Der Politologe hatte früher gegenüber Radio Liberty erklärt, dass Poroschenko und Medwedtschuk im Kontakt gestanden hätten, doch ihre Beziehungen wären augenscheinlich sachliche und keine freundschaftlichen gewesen. „Hinsichtlich der Ölprodukteleitung, die gerade unter Poroschenko unter die Kontrolle von Medwedtschuk im Ergebnis einer zweifelhaften Gerichtsentscheidung gegangen war, hat es möglicherweise irgendwelche Vereinbarungen zwischen Poroschenko und Medwedtschuk gegeben“, sagte der Experte. Er betonte, dass Poroschenko Medwedtschuk als einen Mann gebraucht hätte, der direkt mit Putin Kontakte unterhält. „Irgendeine Zusammenarbeit zwischen Poroschenko und Medwedtschuk hat es zweifellos gegeben. Sie hat aber auf beiden Seiten einen sehr zynischen Charakter getragen. Sie brauchten einander“.
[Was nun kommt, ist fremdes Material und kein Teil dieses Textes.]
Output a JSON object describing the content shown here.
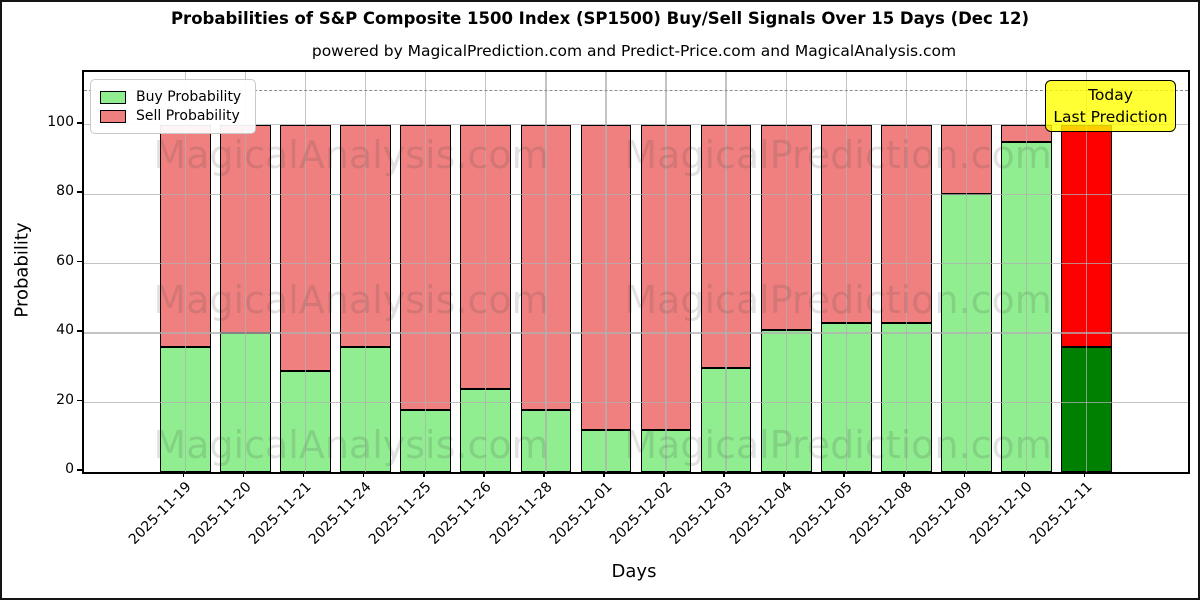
{
  "title": "Probabilities of S&P Composite 1500 Index (SP1500) Buy/Sell Signals Over 15 Days (Dec 12)",
  "subtitle": "powered by MagicalPrediction.com and Predict-Price.com and MagicalAnalysis.com",
  "legend": {
    "buy_label": "Buy Probability",
    "sell_label": "Sell Probability"
  },
  "annotation": {
    "line1": "Today",
    "line2": "Last Prediction"
  },
  "axes": {
    "xlabel": "Days",
    "ylabel": "Probability",
    "yticks": [
      0,
      20,
      40,
      60,
      80,
      100
    ],
    "ylim": [
      0,
      115.2
    ],
    "dashed_line_y": 110,
    "grid": true
  },
  "watermarks": {
    "left_text": "MagicalAnalysis.com",
    "right_text": "MagicalPrediction.com"
  },
  "colors": {
    "buy": "#90EE90",
    "sell": "#F08080",
    "today_buy": "#008000",
    "today_sell": "#FF0000",
    "bar_edge": "#000000",
    "annotation_bg": "#FFFF00",
    "grid": "#b0b0b0",
    "dashed_line": "#8a8a8a"
  },
  "chart_data": {
    "type": "bar",
    "stacked": true,
    "title": "Probabilities of S&P Composite 1500 Index (SP1500) Buy/Sell Signals Over 15 Days (Dec 12)",
    "xlabel": "Days",
    "ylabel": "Probability",
    "ylim": [
      0,
      115.2
    ],
    "legend_position": "upper left",
    "categories": [
      "2025-11-19",
      "2025-11-20",
      "2025-11-21",
      "2025-11-24",
      "2025-11-25",
      "2025-11-26",
      "2025-11-28",
      "2025-12-01",
      "2025-12-02",
      "2025-12-03",
      "2025-12-04",
      "2025-12-05",
      "2025-12-08",
      "2025-12-09",
      "2025-12-10",
      "2025-12-11"
    ],
    "series": [
      {
        "name": "Buy Probability",
        "values": [
          36,
          40,
          29,
          36,
          18,
          24,
          18,
          12,
          12,
          30,
          41,
          43,
          43,
          80,
          95,
          36
        ]
      },
      {
        "name": "Sell Probability",
        "values": [
          64,
          60,
          71,
          64,
          82,
          76,
          82,
          88,
          88,
          70,
          59,
          57,
          57,
          20,
          5,
          64
        ]
      }
    ],
    "today_index": 15
  }
}
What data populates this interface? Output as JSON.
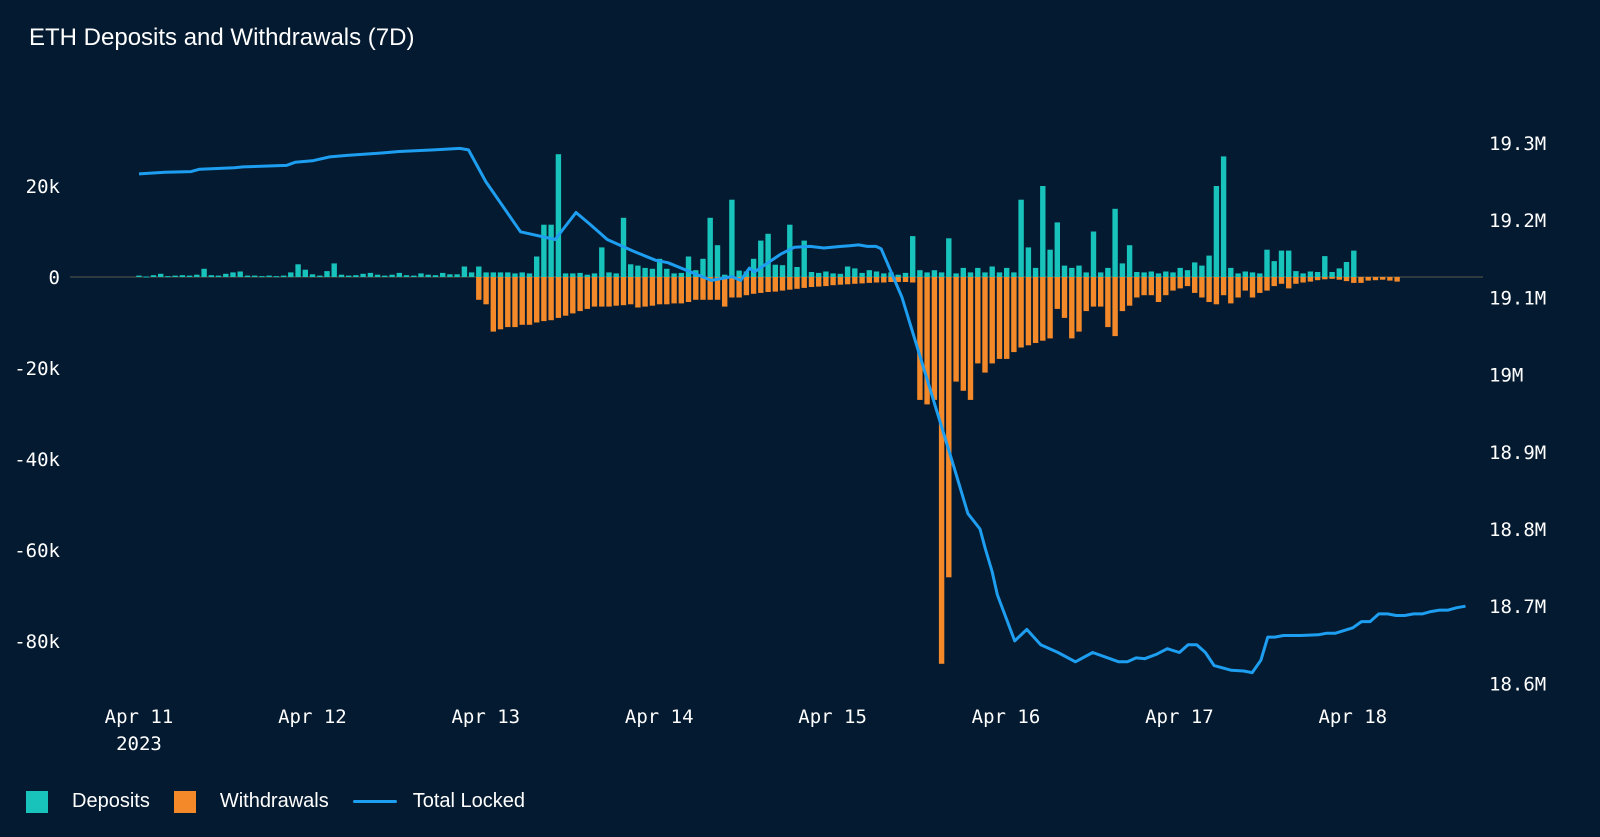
{
  "title": "ETH Deposits and Withdrawals (7D)",
  "colors": {
    "background": "#041a30",
    "deposits": "#17c3bb",
    "withdrawals": "#f4892a",
    "total_locked": "#1e9ef0",
    "zero_line": "#5a5a4c"
  },
  "legend": {
    "deposits": "Deposits",
    "withdrawals": "Withdrawals",
    "total_locked": "Total Locked"
  },
  "chart_data": {
    "type": "bar",
    "title": "ETH Deposits and Withdrawals (7D)",
    "x_ticks": [
      {
        "day": 0,
        "label": "Apr 11",
        "sublabel": "2023"
      },
      {
        "day": 1,
        "label": "Apr 12"
      },
      {
        "day": 2,
        "label": "Apr 13"
      },
      {
        "day": 3,
        "label": "Apr 14"
      },
      {
        "day": 4,
        "label": "Apr 15"
      },
      {
        "day": 5,
        "label": "Apr 16"
      },
      {
        "day": 6,
        "label": "Apr 17"
      },
      {
        "day": 7,
        "label": "Apr 18"
      }
    ],
    "x_unit": "days since Apr 11 2023 00:00",
    "xlim": [
      -0.4,
      7.75
    ],
    "y_left": {
      "ylim": [
        -90000,
        35000
      ],
      "ticks": [
        {
          "value": 20000,
          "label": "20k"
        },
        {
          "value": 0,
          "label": "0"
        },
        {
          "value": -20000,
          "label": "-20k"
        },
        {
          "value": -40000,
          "label": "-40k"
        },
        {
          "value": -60000,
          "label": "-60k"
        },
        {
          "value": -80000,
          "label": "-80k"
        }
      ]
    },
    "y_right": {
      "ylim": [
        18585000,
        19365000
      ],
      "ticks": [
        {
          "value": 19300000,
          "label": "19.3M"
        },
        {
          "value": 19200000,
          "label": "19.2M"
        },
        {
          "value": 19100000,
          "label": "19.1M"
        },
        {
          "value": 19000000,
          "label": "19M"
        },
        {
          "value": 18900000,
          "label": "18.9M"
        },
        {
          "value": 18800000,
          "label": "18.8M"
        },
        {
          "value": 18700000,
          "label": "18.7M"
        },
        {
          "value": 18600000,
          "label": "18.6M"
        }
      ]
    },
    "bar_interval_days": 0.0417,
    "bar_start_day": 0,
    "series": [
      {
        "name": "Deposits",
        "values": [
          300,
          100,
          400,
          700,
          200,
          300,
          400,
          300,
          500,
          1800,
          400,
          300,
          700,
          1000,
          1200,
          300,
          300,
          200,
          300,
          200,
          300,
          1000,
          2800,
          1600,
          600,
          300,
          1300,
          3000,
          500,
          300,
          400,
          700,
          900,
          500,
          300,
          500,
          900,
          400,
          300,
          800,
          500,
          400,
          900,
          600,
          600,
          2300,
          1000,
          2300,
          1000,
          1000,
          1000,
          1000,
          800,
          1000,
          800,
          4500,
          11500,
          11500,
          27000,
          800,
          800,
          900,
          500,
          800,
          6500,
          1000,
          800,
          13000,
          2800,
          2500,
          2000,
          1800,
          4000,
          1800,
          800,
          900,
          4500,
          1500,
          4000,
          13000,
          7000,
          500,
          17000,
          1400,
          1200,
          4000,
          8000,
          9500,
          2700,
          2600,
          11500,
          2200,
          8000,
          1100,
          900,
          1200,
          800,
          700,
          2300,
          1900,
          900,
          1500,
          1200,
          800,
          1000,
          500,
          900,
          9000,
          1500,
          1000,
          1500,
          1000,
          8500,
          800,
          2000,
          1000,
          2000,
          1000,
          2300,
          1000,
          2000,
          1000,
          17000,
          6500,
          2000,
          20000,
          6000,
          12000,
          2500,
          2000,
          2500,
          1000,
          10000,
          1000,
          2000,
          15000,
          3000,
          7000,
          1100,
          1000,
          1200,
          800,
          1200,
          1000,
          2000,
          1500,
          3200,
          2500,
          4700,
          20000,
          26500,
          2000,
          800,
          1200,
          1000,
          800,
          6000,
          3500,
          5800,
          5800,
          1300,
          800,
          1200,
          1100,
          4600,
          1100,
          1900,
          3300,
          5800
        ]
      },
      {
        "name": "Withdrawals",
        "values": [
          0,
          0,
          0,
          0,
          0,
          0,
          0,
          0,
          0,
          0,
          0,
          0,
          0,
          0,
          0,
          0,
          0,
          0,
          0,
          0,
          0,
          0,
          0,
          0,
          0,
          0,
          0,
          0,
          0,
          0,
          0,
          0,
          0,
          0,
          0,
          0,
          0,
          0,
          0,
          0,
          0,
          0,
          0,
          0,
          0,
          0,
          0,
          -5000,
          -6000,
          -12000,
          -11500,
          -11000,
          -11000,
          -10500,
          -10500,
          -10000,
          -9700,
          -9500,
          -9000,
          -8500,
          -8000,
          -7500,
          -7000,
          -6500,
          -6500,
          -6500,
          -6300,
          -6200,
          -6000,
          -6700,
          -6500,
          -6300,
          -6000,
          -6000,
          -5800,
          -5800,
          -5500,
          -5000,
          -5000,
          -5000,
          -5000,
          -6500,
          -4500,
          -4500,
          -4000,
          -3700,
          -3500,
          -3300,
          -3200,
          -3000,
          -2800,
          -2600,
          -2400,
          -2200,
          -2100,
          -2000,
          -1800,
          -1700,
          -1600,
          -1500,
          -1400,
          -1300,
          -1200,
          -1200,
          -1100,
          -1100,
          -1100,
          -1200,
          -27000,
          -28000,
          -27000,
          -85000,
          -66000,
          -23000,
          -25000,
          -27000,
          -19000,
          -21000,
          -19000,
          -18000,
          -18000,
          -16500,
          -15500,
          -15000,
          -14500,
          -14000,
          -13500,
          -7000,
          -9000,
          -13500,
          -12000,
          -7500,
          -6500,
          -6500,
          -11000,
          -13000,
          -7500,
          -6300,
          -4500,
          -4000,
          -4000,
          -5500,
          -4000,
          -3000,
          -2500,
          -2000,
          -3500,
          -4500,
          -5500,
          -6000,
          -4000,
          -5800,
          -4500,
          -3000,
          -4500,
          -3500,
          -3000,
          -2000,
          -1500,
          -2500,
          -1500,
          -1200,
          -1000,
          -700,
          -500,
          -400,
          -600,
          -900,
          -1300,
          -1300,
          -800,
          -700,
          -600,
          -800,
          -1000
        ]
      }
    ],
    "total_locked": {
      "name": "Total Locked",
      "x": [
        0,
        0.15,
        0.3,
        0.35,
        0.55,
        0.6,
        0.85,
        0.9,
        1,
        1.1,
        1.15,
        1.2,
        1.4,
        1.5,
        1.7,
        1.85,
        1.9,
        2,
        2.2,
        2.4,
        2.52,
        2.6,
        2.65,
        2.7,
        2.75,
        2.85,
        2.98,
        3.05,
        3.3,
        3.42,
        3.47,
        3.52,
        3.55,
        3.7,
        3.78,
        3.87,
        3.95,
        4.05,
        4.1,
        4.15,
        4.2,
        4.25,
        4.28,
        4.4,
        4.58,
        4.7,
        4.78,
        4.85,
        4.88,
        4.92,
        4.95,
        5.05,
        5.12,
        5.2,
        5.3,
        5.4,
        5.5,
        5.6,
        5.65,
        5.7,
        5.75,
        5.8,
        5.87,
        5.93,
        6.0,
        6.05,
        6.1,
        6.15,
        6.2,
        6.3,
        6.37,
        6.42,
        6.47,
        6.51,
        6.55,
        6.6,
        6.7,
        6.8,
        6.85,
        6.9,
        7.0,
        7.05,
        7.1,
        7.15,
        7.2,
        7.25,
        7.3,
        7.35,
        7.4,
        7.45,
        7.5,
        7.55,
        7.6,
        7.65
      ],
      "values": [
        19260000,
        19262000,
        19263000,
        19266000,
        19268000,
        19269000,
        19271000,
        19275000,
        19277000,
        19282000,
        19283000,
        19284000,
        19287000,
        19289000,
        19291000,
        19293000,
        19291000,
        19250000,
        19185000,
        19175000,
        19210000,
        19195000,
        19185000,
        19175000,
        19170000,
        19160000,
        19148000,
        19145000,
        19122000,
        19127000,
        19122000,
        19138000,
        19133000,
        19156000,
        19165000,
        19166000,
        19164000,
        19166000,
        19167000,
        19168000,
        19166000,
        19166000,
        19163000,
        19100000,
        18968000,
        18880000,
        18820000,
        18800000,
        18775000,
        18745000,
        18715000,
        18655000,
        18670000,
        18650000,
        18640000,
        18628000,
        18640000,
        18632000,
        18628000,
        18628000,
        18633000,
        18632000,
        18638000,
        18645000,
        18640000,
        18650000,
        18650000,
        18640000,
        18623000,
        18617000,
        18616000,
        18614000,
        18630000,
        18660000,
        18660000,
        18662000,
        18662000,
        18663000,
        18665000,
        18665000,
        18672000,
        18680000,
        18680000,
        18690000,
        18690000,
        18688000,
        18688000,
        18690000,
        18690000,
        18693000,
        18695000,
        18695000,
        18698000,
        18700000
      ]
    },
    "legend_position": "bottom-left",
    "grid": false
  }
}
Der Politologe Andrej Solotarjow denkt, dass die Situation sogar eine kompliziertere sein könne, als es auf den ersten Blick erscheinen mag. „In den Minsker Abkommen hat es bestimmt auch einen nichtöffentlichen Teil gegeben, dank dem Medwedtschuk „grünes Licht“ im Business und einen Schutzbrief hatte. Poroschenko verhielt sich gegenüber diesen Vereinbarungen scheinbar weitaus seriöser als gegenüber den eigentlichen Minsker Abkommen“. Nach Meinung des Politologen hatte Medwedtschuk in der Zeit der Präsidentschaft von Poroschenko offensichtlich eine hohe Protektion genossen, ohne die er „weder finanzielle noch Medien- oder politische Ressourcen hätte erhalten können. Wobei er so viel bekam, wie er bei keinem anderen Präsidenten bekommen hatte. Alle Androhungen und lautstarken Deklarationen blieben ein Sturm im Wasserglas und sind nicht auf die Ebene konkreter Entscheidungen übergegangen. Natürlich, dies entspannt und erlaubt nicht, die Situation real einzuschätzen und sich nüchtern gegenüber seinen Möglichkeiten zu verhalten“.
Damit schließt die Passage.